With less than a year to go until the Brazil World Cup kicks off and just three years until Rio de Janeiro hosts the 2016 Olympics, the country "is already starting to feel the world's attention," according to Senior Dir Global Communications & Expedia Inc. Alison Couper writing for the HUFFINGTON POST. The ongoing preparations for both sporting events "have sparked some debate over whether the country will be ready in time." However, with this year's Confederations Cup showing that Brazil "has the necessary infrastructure and stadiums to host a major tournament" -- albeit on a smaller scale to the World Cup -- some fears "have been allayed." It does not "appear to have dampened the U.K.'s enthusiasm." Last year, there "was a four per cent increase in British travellers visiting the country on 2011 figures." With interest in Brazilian hotels still growing, "further rises could be seen this year." In the first few months of '13, "has seen searches for hotels in São Paulo and Rio de Janeiro rise by more than 30 per cent." All of the cities that are hosting World Cup matches "have enjoyed double or triple digit rises in searches at this year." Top of the list is Salvador, where searches have soared by 126%, while Fortaleza and Curitiba have enjoyed strong rises of 108 and 82%, respectively. While increased supply added by building new hotels "should help to keep prices steady, there are fears that delays to some work could mean that hotel rooms will be scarce when the country is besieged by sporting fans next year, which could force prices up." This is a particular concern in Rio de Janiero. Although the city is working toward a target of 50,000 rooms by '16, this is "less than half the number of hotel room that were available in London during the 2012 Olympic Games" (HUFFINGTON POST, 7/22).

UEFA will launch a U19 Champions League tournament this season in "what would seem to be a major threat" to youth football tournament NextGen Series, according to Omar Al Raisi of THE NATIONAL. However, NextGen Series Co-Founder Justin Andrews "does not seem to be fazed by the challenge." The tournament takes the U19 teams from 24 clubs around Europe and pits them in a Champions League-style tournament -- complete with travel, group stage and knockout rounds -- "with the aim of replicating the competitive environment of Europe's top club competition." That is why UEFA's tournament "will operate in much the same way." Andrews: "I don't think the UEFA Under 19 Champions League will affect the NextGen Series. Simply because, as per the rules of the U19 Champions League, [only] the clubs who qualify for the main Champions League can take part in the competition. But in the NextGen Series, we have teams who don't have the chance to get into the Champions League, like Aston Villa." The NextGen Series has struck TV deals with the likes of Eurosport, ESPN and Fox Sports and "there are plans to expand the tournament around Asia, Latin America and Australasia" (THE NATIONAL, 7/22).
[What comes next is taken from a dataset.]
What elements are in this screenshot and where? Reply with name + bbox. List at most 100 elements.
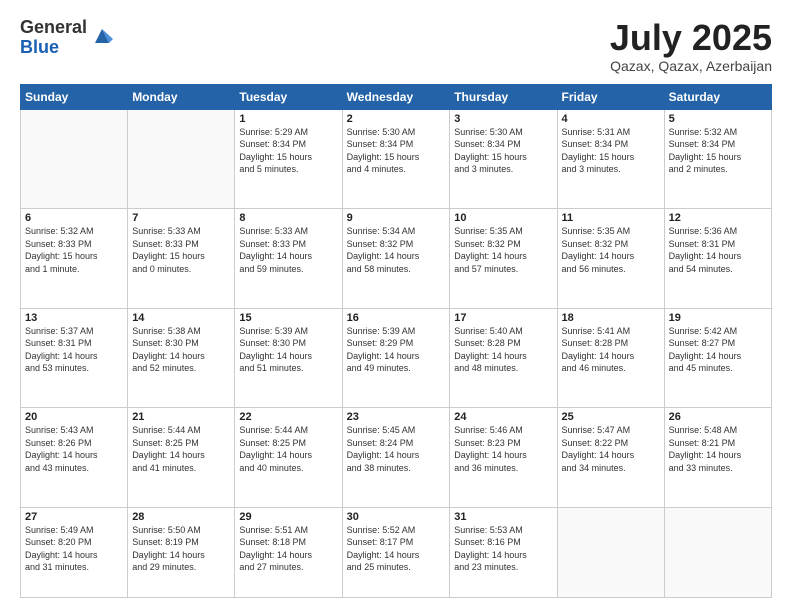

Players and officials of clubs involved in two Nigerian promotion playoff games that ended 79-0 and 67-0 "have been banned for life" (BBC, 7/22). ... FIFA "has warned Uganda of a possible suspension if government interferes with the governance of football in the East African country." FIFA Secretary General Jerome Valcke was responding to a letter sent last week by Uganda's Minister of Education & Sports Jessica Alupo "indicating that they needed audience with FIFA regards to the illegality of the FUFA" (XINHUA, 7/22).